As a second example, suppose a stock exchange wants to look at prices at random times because if fixed times are chosen, there is greater risk of the prices being manipulated. The random time must be unpredictable to participants. But after the fact, we want to be able to verify that the time was chosen randomly and that some exchange official did not deliberately choose a specific time “after the fact” with knowledge of the actual prices. Felten’s ideas can be used to solve this problem as well.
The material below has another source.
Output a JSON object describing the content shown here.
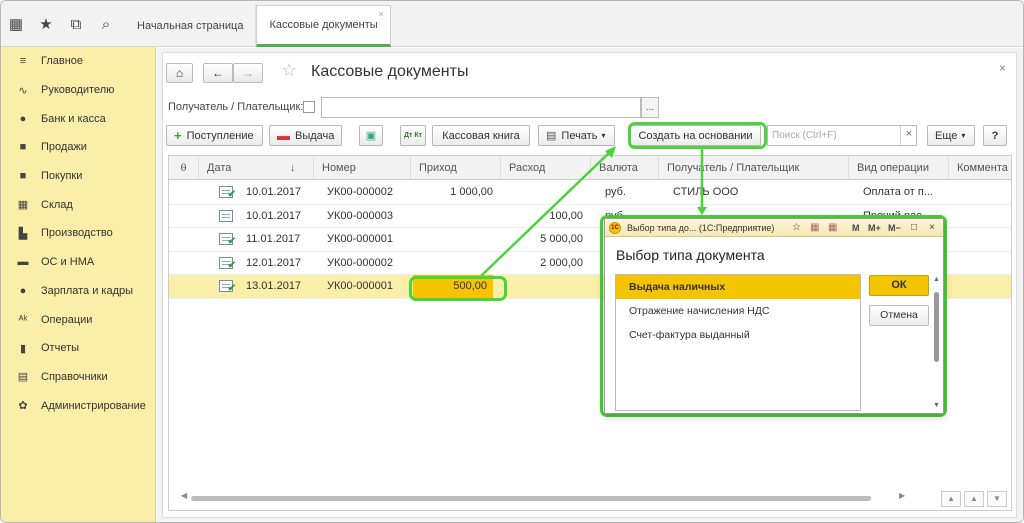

In a comment on his second post, Felten introduces even more interesting ideas. For a financial example, consider an organization which requires certain employees to take prior approval before trading stocks on personal account. Suppose the compliance officer disallows a trade on the ground that the particular stock is on a negative list of stocks that cannot be traded. How does the employee verify that the compliance officer is not lying if the list itself is secret? Felten’s method can be used to deal with this problem. The compliance officer should publicly announce the root hash of a Merkle tree containing the restricted list of stocks. This root hash by itself reveals nothing. Now the compliance officer can reveal a single path in the Merkle tree which allows the employee to verify that the stock in question is on the list. But this would not reveal anything about what else is on the list.
A lot of regulations are written assuming that the people implementing the regulation are honest. This assumption is clearly inappropriate. The Right to Information Act ensures only transparency; it does not guarantee accountability in the presence of randomization. We should require that all algorithms that are used during the implementation and enforcement of the regulations should be accountable in Felten’s sense.